La chose d'après Heidegger si je me souviens bien maintenant, doit être étudiée selon ce qui détermine sa "choséité" comme il la nomme. Cela signifie qu'on doit se poser la question au sujet d'un objet ou d'un concept, de savoir ce qui détermine le fait qu'ils puissent être qualifiés de "choses". C'est le point de départ de l'étude de Heidegger dont la constatation première consiste à noter que bien des choses de nature très différentes peuvent être désignées par ce nom : une table, Dieu, le fait qu'il fasse beau, l'espace, le temps et bien d'autres choses sont des choses.
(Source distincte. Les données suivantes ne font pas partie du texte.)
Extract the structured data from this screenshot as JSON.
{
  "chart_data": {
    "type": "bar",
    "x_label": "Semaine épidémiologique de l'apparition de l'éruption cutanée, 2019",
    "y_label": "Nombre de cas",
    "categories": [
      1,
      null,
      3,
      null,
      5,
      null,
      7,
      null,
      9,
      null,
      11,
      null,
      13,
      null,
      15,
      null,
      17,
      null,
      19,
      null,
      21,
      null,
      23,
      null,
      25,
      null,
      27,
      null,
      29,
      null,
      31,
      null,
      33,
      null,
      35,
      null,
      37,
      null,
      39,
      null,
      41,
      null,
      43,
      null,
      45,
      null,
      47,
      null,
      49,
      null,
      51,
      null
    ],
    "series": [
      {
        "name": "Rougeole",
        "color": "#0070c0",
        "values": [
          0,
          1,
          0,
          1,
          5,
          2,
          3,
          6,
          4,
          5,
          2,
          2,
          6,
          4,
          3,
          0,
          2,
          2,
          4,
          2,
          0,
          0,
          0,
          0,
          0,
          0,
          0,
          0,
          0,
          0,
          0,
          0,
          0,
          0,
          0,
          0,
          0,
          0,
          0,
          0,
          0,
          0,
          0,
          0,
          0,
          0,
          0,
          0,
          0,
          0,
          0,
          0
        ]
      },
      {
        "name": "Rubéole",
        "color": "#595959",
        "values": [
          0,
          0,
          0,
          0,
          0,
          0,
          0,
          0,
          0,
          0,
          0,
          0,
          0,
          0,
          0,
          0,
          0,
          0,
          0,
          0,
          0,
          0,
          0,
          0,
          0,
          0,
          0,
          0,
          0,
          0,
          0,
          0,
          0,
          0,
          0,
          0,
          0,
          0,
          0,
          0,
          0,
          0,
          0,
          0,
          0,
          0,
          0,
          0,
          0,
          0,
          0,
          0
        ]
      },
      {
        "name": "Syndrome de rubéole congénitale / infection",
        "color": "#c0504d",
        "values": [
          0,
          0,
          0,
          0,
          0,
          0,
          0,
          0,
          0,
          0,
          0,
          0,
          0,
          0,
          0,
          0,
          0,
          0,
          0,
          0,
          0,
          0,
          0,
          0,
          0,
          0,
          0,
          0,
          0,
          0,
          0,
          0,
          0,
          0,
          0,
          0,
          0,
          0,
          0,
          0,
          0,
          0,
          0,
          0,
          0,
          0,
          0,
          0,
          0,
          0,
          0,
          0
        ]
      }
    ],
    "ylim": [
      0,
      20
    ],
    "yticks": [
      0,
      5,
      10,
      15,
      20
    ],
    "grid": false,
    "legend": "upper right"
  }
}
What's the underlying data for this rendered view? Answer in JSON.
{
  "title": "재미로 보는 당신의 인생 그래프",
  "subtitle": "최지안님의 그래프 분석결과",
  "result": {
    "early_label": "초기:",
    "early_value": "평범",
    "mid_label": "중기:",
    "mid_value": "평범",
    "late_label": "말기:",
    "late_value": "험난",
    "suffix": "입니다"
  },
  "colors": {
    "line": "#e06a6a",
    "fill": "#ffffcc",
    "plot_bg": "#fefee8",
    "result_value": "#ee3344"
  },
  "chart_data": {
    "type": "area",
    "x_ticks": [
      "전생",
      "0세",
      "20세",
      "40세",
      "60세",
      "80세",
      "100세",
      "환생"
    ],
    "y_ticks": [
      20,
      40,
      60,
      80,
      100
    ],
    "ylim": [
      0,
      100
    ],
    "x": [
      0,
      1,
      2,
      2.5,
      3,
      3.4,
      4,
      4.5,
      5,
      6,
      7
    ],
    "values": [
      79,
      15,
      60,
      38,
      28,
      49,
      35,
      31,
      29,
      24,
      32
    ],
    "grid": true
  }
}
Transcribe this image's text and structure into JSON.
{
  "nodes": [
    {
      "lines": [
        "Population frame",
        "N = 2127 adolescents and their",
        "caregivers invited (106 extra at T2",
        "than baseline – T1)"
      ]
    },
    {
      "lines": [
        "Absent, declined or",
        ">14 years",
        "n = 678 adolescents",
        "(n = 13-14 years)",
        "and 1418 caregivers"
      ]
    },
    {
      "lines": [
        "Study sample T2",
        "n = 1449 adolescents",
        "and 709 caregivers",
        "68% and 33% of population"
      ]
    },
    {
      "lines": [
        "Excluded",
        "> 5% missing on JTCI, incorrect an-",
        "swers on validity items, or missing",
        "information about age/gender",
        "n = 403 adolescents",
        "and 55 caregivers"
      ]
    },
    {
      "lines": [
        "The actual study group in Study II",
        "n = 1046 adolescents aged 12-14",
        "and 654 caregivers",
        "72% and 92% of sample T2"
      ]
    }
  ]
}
Comprendre ce qui est appréhendé par ce nom, découvrir la manière dont il s'est imposé dans notre vocabulaire, ce qu'implique l'usage d'un tel mot du point de vue de notre perception, sont les questions qui parmi tant d'autre sont posées dans cet ouvrage.
Avatar de l’utilisateur
Dharmadhatu
Messages : 3690
Inscription : 02 juillet 2008, 18:07

Merci Jules. jap_8

La personne qui se pose la question au sujet d'un concept est-elle aussi considérée comme une chose ? Parce qu'en philo bouddhiste, oui.

FleurDeLotus
apratītya samutpanno dharmaḥ kaścin na vidyate /
yasmāt tasmād aśūnyo hi dharmaḥ kaścin na vidyate

Puisqu'il n'est rien qui ne soit dépendant,
Il n'est rien qui ne soit vide.

Ārya Nāgārjuna (Madhyamakaśhāstra; XXIV, 19).